What success looks like
Tosses land in the same spot rep after rep, contact is solid rather than glancing, and most serves cross the target line without a wild arc.
Coaching cues
- "Same toss every time"
- "Step with the opposite foot"
- "Firm hand through the middle"
- "Finish to your target"
Common mistakes
- Chasing bad tosses; teach players to let a bad toss drop and re-toss without penalty.
- Contact under the ball, producing moonballs; strike the back of the ball toward the target.
- Serving from a distance that forces heaving; the cones exist so distance is earned.
Make it easier or harder
Easier: Serve lighter balls at shorter distances, and count wall serves at 10 feet as full successes.
Harder: Add zone targets on the wall or court, or a pressure round where each player serves for the group's cumulative streak.
Adapt it to your team
Small roster: Four players with a ball each still get maximum reps; this drill scales down perfectly.
Large roster: Split between wall stations and net stations, rotating halves every 4 minutes.

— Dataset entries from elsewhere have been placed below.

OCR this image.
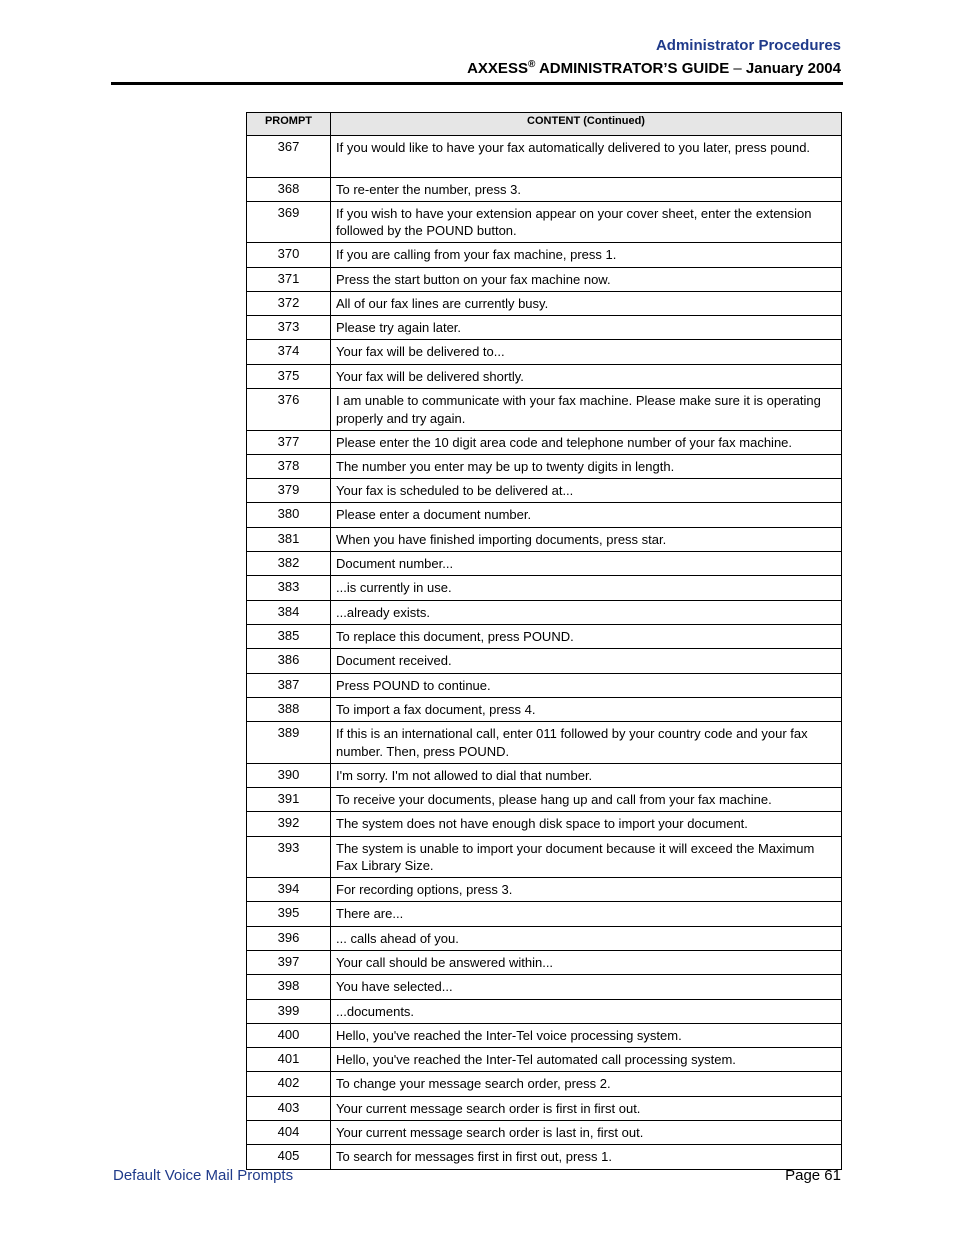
Administrator Procedures
AXXESS® ADMINISTRATOR’S GUIDE – January 2004
PROMPT	CONTENT (Continued)
367	If you would like to have your fax automatically delivered to you later, press pound.
368	To re-enter the number, press 3.
369	If you wish to have your extension appear on your cover sheet, enter the extension followed by the POUND button.
370	If you are calling from your fax machine, press 1.
371	Press the start button on your fax machine now.
372	All of our fax lines are currently busy.
373	Please try again later.
374	Your fax will be delivered to...
375	Your fax will be delivered shortly.
376	I am unable to communicate with your fax machine. Please make sure it is operating properly and try again.
377	Please enter the 10 digit area code and telephone number of your fax machine.
378	The number you enter may be up to twenty digits in length.
379	Your fax is scheduled to be delivered at...
380	Please enter a document number.
381	When you have finished importing documents, press star.
382	Document number...
383	...is currently in use.
384	...already exists.
385	To replace this document, press POUND.
386	Document received.
387	Press POUND to continue.
388	To import a fax document, press 4.
389	If this is an international call, enter 011 followed by your country code and your fax number. Then, press POUND.
390	I'm sorry. I'm not allowed to dial that number.
391	To receive your documents, please hang up and call from your fax machine.
392	The system does not have enough disk space to import your document.
393	The system is unable to import your document because it will exceed the Maximum Fax Library Size.
394	For recording options, press 3.
395	There are...
396	... calls ahead of you.
397	Your call should be answered within...
398	You have selected...
399	...documents.
400	Hello, you've reached the Inter-Tel voice processing system.
401	Hello, you've reached the Inter-Tel automated call processing system.
402	To change your message search order, press 2.
403	Your current message search order is first in first out.
404	Your current message search order is last in, first out.
405	To search for messages first in first out, press 1.
Default Voice Mail Prompts	Page 61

Limited space: The wall version is the drill; any gym wall or garage door works.
Limited equipment: A rope between two chairs replaces a net; any ball that flies straight works for toss training.
Safety
All serves fly the same direction on a rhythm; retrieve only on the coach's call, since walking behind servers is how kids take a ball to the head. See the safety page for general guidance.